Of course, the real problem with Brexit is that its potential effects are so utterly unpredictable. The immediate reaction to the vote was very negative for currencies and stock markets throughout Europe, but this has already begun to rectify itself in the short term. Brexit led directly to Prime Minister Cameron's resignation, but the government has reconstituted itself on a stable basis very quickly. Britain has not yet triggered the process for decoupling herself from the EU, preferring to wait until the immediate effects of the vote have settled down and the climate is more propitious. And, although many European governments are tempted to cause difficulties for Britain and punish the country for its temerity, the clear view of G20 financial leaders is that a close partnership must be maintained for everybody's sake.

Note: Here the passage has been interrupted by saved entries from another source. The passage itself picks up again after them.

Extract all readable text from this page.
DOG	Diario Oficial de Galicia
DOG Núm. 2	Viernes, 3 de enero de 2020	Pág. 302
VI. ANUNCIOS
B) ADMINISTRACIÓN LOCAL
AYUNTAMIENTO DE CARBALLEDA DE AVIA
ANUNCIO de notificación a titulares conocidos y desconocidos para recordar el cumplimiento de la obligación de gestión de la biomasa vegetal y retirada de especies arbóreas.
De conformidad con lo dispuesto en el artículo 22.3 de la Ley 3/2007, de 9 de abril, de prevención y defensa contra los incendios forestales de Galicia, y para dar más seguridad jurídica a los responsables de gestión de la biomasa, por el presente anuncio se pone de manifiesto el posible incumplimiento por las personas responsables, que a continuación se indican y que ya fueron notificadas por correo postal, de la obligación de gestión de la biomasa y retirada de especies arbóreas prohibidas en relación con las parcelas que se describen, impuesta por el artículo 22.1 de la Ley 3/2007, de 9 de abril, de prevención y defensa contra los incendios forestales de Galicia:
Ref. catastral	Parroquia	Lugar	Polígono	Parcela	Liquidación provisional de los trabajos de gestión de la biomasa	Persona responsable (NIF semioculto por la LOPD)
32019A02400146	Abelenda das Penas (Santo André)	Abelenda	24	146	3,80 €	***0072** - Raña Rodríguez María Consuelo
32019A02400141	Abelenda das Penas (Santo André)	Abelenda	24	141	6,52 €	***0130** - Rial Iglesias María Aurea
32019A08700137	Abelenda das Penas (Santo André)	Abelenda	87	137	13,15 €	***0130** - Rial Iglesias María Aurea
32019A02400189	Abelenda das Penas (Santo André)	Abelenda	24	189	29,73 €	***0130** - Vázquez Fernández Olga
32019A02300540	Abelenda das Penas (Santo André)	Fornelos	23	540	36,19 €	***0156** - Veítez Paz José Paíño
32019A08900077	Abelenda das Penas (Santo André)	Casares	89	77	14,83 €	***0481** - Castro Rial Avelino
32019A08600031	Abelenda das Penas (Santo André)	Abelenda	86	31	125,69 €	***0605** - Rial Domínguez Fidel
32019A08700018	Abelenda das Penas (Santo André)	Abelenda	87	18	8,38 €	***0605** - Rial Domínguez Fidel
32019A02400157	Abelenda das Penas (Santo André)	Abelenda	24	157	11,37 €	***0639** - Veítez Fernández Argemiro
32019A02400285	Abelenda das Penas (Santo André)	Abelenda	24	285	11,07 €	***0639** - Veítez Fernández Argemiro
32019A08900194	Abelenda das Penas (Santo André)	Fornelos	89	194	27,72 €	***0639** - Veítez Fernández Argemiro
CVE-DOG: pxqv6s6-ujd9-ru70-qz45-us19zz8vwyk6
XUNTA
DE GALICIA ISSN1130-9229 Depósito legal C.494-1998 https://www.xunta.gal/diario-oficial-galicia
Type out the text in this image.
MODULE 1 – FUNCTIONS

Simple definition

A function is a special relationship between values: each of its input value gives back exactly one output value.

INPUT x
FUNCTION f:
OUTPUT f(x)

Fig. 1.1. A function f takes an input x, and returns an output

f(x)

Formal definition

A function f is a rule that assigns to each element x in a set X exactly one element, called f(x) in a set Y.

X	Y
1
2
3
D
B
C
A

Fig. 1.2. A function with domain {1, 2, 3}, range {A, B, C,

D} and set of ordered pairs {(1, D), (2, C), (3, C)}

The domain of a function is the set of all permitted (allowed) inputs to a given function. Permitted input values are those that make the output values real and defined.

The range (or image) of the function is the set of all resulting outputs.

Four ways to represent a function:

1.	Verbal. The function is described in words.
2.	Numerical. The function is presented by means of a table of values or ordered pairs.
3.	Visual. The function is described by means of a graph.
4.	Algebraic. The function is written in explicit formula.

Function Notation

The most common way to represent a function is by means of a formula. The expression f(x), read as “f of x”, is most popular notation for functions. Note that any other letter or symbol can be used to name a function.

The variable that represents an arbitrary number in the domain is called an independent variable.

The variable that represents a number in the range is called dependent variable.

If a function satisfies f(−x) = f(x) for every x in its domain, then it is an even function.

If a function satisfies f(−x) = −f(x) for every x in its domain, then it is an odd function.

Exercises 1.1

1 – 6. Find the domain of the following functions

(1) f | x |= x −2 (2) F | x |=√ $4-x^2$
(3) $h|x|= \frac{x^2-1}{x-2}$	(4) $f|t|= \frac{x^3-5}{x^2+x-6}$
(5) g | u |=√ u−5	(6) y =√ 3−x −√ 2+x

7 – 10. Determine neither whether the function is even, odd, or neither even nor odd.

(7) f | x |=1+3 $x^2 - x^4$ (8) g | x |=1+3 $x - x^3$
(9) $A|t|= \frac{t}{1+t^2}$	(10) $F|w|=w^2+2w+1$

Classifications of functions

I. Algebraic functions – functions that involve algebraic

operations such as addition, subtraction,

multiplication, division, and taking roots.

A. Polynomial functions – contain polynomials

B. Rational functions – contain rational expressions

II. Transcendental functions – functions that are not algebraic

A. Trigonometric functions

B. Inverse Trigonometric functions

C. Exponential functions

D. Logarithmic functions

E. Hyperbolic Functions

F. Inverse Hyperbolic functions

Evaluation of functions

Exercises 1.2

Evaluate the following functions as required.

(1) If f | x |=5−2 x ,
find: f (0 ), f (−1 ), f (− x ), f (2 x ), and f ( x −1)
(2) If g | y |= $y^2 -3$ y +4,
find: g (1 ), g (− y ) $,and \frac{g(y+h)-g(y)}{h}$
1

And at least the U.K./EU contretemps has diverted attention from the background concerns over declining growth in China. However, Chinese officials present at the meeting were not slow to point out that the world cannot look to China this time for the kind of massive support which shored up the global economy during the 2008 crisis. At that time, Beijing unleashed a RMB 4tn stimulus, consisting largely of investment in infrastructure; this boost provided about half of all post-crisis global economic growth. But the recent developments have also neutralized earlier criticisms of China's currency management policy; the RMB has been declining in value relative to the dollar in recent months, but this time there was no suggestion that China is allowing this to happen deliberately for its own advantage.

It is clear that the outcome of the Brexit referendum was not what the majority of the world's financial and economic leaders would have wanted or expected, but the basic strength of the world economy, underpinned by the newly-emerged strength and active economic and financial diplomacy of China, should suffice to absorb the shock of the new development. It can be hoped that the position regarding the future of Britain and the EU will have become clearer by the time of the main G20 summit in Hangzhou in September; but at least a degree of consensus has been established on the way forward and on the approach required of all participants to keep the world economy on an even keel.